BilingBank BraPoRus Corpus

Irina Sekerina
Psychology and Linguistics
College of Staten Island and CUNY
irina.sekerina@csi.cuny.edu

Aleksandra Skorobogatova
Psychology
CUNY Graduate Center
as.skorobogatova@gmail.com

Anna Smirnova Henriques
LIAAC
Pontificia Univ. Católica de São Paulo
anna.smirnova.liaac@gmail.com

Participants:	16
Type of Study:	interview
Location:	São Paolo, Brazil
Media type:	audio
DOI:	doi:10.21415/CJV6-JY66

Citation information

Sekerina, I. A., Skorobogatova, A. S., & Smirnova Henriques, A. (2025). Brazilian Portuguese-Russian Corpus (BraPoRus). Retrieved from https://biling.talkbank.org/ doi:

In accordance with TalkBank rules, any use of data from this corpus must be accompanied by at least one of the above references.

Project Description

The Brazilian Portuguese-Russian Corpus (BraPoRus) is a collection of the spoken heritage Russian still used today in Brazil by approximately 1,500 elderly bilingual heritage Russian–Brazilian Portuguese speakers. Now in their 70s and 80s, they speak an isolated version of Russian that has been “frozen” for 100 years and can be described as moribund. They grew up in Russian-speaking families and are literate in Russian, but they never even visited Russia. As of 2025, 34 participants from this population have been enrolled and their naturalistic speech samples have been collected. BraPoRus (v.1.0) contains 16 participants who performed Task 1 “Monologue about family history”. For each participant, one 15-min. segment was extracted from the semi-structured interview that lasted on average one hour.
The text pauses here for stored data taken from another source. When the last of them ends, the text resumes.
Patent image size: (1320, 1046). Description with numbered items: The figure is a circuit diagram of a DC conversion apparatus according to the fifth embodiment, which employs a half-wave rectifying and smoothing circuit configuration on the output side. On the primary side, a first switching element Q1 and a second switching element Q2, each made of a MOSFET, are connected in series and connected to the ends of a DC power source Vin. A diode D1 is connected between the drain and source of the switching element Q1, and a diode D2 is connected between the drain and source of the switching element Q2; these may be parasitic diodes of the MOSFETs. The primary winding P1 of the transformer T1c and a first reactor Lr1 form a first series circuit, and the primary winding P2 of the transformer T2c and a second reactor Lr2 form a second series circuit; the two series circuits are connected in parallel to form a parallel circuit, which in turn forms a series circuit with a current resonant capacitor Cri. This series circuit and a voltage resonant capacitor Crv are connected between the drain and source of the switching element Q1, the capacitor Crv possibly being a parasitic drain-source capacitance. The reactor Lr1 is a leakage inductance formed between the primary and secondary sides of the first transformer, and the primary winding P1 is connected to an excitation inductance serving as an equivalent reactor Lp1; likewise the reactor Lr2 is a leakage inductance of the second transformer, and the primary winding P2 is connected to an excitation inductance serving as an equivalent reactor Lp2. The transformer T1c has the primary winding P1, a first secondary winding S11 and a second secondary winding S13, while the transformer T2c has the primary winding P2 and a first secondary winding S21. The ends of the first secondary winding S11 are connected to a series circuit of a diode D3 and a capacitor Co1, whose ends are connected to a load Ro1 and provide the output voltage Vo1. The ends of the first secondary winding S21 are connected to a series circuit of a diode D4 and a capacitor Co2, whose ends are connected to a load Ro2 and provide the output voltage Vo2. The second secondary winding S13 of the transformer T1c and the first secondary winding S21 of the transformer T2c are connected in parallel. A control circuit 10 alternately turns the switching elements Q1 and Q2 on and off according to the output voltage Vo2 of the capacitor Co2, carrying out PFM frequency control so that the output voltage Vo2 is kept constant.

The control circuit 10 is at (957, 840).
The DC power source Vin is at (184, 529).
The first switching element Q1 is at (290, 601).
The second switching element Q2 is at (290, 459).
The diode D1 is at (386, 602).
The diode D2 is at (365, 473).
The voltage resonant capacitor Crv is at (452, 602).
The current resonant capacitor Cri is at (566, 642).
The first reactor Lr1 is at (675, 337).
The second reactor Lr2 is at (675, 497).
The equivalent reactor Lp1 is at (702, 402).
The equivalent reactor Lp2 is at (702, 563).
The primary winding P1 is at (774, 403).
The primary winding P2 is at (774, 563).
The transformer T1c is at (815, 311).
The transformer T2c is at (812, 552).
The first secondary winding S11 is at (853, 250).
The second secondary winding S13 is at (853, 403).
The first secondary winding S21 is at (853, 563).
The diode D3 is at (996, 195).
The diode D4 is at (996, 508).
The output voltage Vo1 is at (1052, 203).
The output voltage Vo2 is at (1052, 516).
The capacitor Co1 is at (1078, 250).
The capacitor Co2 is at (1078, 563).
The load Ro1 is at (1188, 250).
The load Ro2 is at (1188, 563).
The participants were video (.mp4) or audio (.mp3) recorded remotely either on the Zoom or smartphone during the COVID-19 pandemic. All the video files were converted to the audio format. The audio files were processed by BatchAlign2 (Liu & MacWhinney, 2024), i.e., transcribed into .cha format in the Cyrillic orthography, split into utterances, aligned with the audio sources, morphologically (%mor) and syntactically (%gra) tagged, and translated (%xtra) into English. At this point, the morphological and syntactic tagging has not been manually checked and may contain unresolved ambiguities.

Information regarding each session is provided in this table.

Each participant signed an informed consent form and allowed their data to be publicly shared. Data collection was approved by the Ethics Committee of Pontifícia Universidade Católica de São Paulo (CAAE 09079219.9.0000.5482).

Acknowledgements

We are very grateful to the participants and their families. Irina Sekerina was partially supported by two PSC-CUNY grants (TRADB #66406-00-01 and TRADB #68423-00-01) and a Fulbright Core Program award to Brazil. Anna Smirnova Henriques was partially supported by postdoctoral fellowship PNPD/CAPES (Programa Nacional de Pós-Doutorado da Coordenação de Aperfeiçoamento de Pessoal de Nível Superior, the process number 88882.315378/2019-01) for her project “Russian speakers and Brazilian Portuguese: an interdisciplinary study project”, and Aleksandra S. Skorobogatova by FAPESP (Fundação de Amparo à Pesquisa do Estado de São Paulo, the process number 2022/01119-0) for her undergraduate research project “Corpus of heritage Russian in Brazil and narrative analysis in Russian-Brazilian Portuguese bilinguals”. During the corpus data collection, both Brazilian researchers were affiliated to Pontifı́cia Universidade Católica de São Paulo and co-supervised by Dr. Sandra Madureira from Laboratório Integrado de Análise Acústica e Cognição/ LIAAC.